There are two characteristics of Rome that remain most impressed in those who visit it: art and food. What if there was a place where you could experience both, at the same time? On Via del Babuino, in the heart of the historic centre just a few steps from Piazza di Spagna, the bar-restaurant Canova Tadolini is a unique venue. It is located inside the original atelier of Canova and his pupil Tadolini.
The restaurant’s tables and chairs are set among busts of popes, wings of archangels, statues of kings, saints, and pagan gods. The studio’s artistic heritage counts around 400 works, including sketches, preparatory models, marble and bronze sculptures, anatomical exercises, tools of the trade, documents: a priceless heritage available to all, displayed inside the atelier-restaurant in a fascinatingly deliberate disorder that spans almost two centuries of sculpture.

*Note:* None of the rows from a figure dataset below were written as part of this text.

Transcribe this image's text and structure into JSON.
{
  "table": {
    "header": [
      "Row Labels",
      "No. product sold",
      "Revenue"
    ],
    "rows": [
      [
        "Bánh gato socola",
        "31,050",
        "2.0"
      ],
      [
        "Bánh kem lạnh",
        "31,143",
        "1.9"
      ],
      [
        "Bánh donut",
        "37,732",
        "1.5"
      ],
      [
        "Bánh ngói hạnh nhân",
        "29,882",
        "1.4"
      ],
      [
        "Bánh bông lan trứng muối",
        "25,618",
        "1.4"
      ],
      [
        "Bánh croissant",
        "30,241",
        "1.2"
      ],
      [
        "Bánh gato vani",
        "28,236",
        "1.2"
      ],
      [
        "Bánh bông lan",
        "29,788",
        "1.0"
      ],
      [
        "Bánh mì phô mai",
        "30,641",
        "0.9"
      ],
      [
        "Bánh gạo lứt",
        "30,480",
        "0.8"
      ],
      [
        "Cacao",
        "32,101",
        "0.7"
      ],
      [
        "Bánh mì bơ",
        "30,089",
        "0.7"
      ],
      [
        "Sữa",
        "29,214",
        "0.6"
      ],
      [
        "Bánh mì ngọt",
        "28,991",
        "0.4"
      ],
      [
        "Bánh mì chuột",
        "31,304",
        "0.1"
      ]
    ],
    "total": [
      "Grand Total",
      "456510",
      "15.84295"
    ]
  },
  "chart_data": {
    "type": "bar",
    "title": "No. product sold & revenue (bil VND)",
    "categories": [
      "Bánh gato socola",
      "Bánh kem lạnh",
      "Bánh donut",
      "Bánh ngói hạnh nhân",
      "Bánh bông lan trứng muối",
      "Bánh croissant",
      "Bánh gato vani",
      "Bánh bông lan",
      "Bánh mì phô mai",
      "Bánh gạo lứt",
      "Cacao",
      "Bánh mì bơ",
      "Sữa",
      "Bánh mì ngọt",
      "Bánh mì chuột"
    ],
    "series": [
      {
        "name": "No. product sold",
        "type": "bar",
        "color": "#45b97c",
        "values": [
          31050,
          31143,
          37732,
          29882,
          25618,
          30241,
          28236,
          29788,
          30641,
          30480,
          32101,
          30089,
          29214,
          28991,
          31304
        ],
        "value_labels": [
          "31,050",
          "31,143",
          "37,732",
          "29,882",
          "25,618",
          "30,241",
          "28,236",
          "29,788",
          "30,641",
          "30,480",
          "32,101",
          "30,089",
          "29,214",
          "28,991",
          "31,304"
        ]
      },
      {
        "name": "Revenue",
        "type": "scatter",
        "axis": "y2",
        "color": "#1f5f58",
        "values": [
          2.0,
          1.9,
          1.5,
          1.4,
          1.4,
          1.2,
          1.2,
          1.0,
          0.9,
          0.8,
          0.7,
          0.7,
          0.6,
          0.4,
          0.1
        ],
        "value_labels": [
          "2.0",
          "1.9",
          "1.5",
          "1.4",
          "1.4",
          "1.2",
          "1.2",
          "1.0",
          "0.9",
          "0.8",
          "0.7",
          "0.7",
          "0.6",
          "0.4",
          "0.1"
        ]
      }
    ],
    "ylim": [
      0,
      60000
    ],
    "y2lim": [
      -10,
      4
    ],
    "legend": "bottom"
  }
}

Waiting for a coffee or nibbling on a forkful of pasta, it is not difficult to imagine Canova and Tadolini hunched over in those same rooms, busy designing, sculpting, conceiving their works, a master and a pupil who still live on in the rooms thanks to the recovery of this unique venue. At Canova Tadolini you literally eat inside a museum and eat well.
The gastronomic proposal varies with different menus for lunch and dinner and according to the season, and ranges from the great classics of Roman cuisine – above all the trinity carbonara, amatriciana, cacio e pepe – to original and refined proposals, such as ricotta and spinach ravioli with pine nuts and basil pesto and Catalan-style lobster with a salad of red onions, cherry tomatoes and potatoes. Prices are medium-high (a first course ranges from €14 to €20) but you just need to look around to realise that it is an opportunity to eat in a place with a special charm. And for those who do not want to stop for an in-house meal, Canova Tadolini also has a bar on the ground floor that is excellent for breakfast and snacks, or for an unusual aperitif.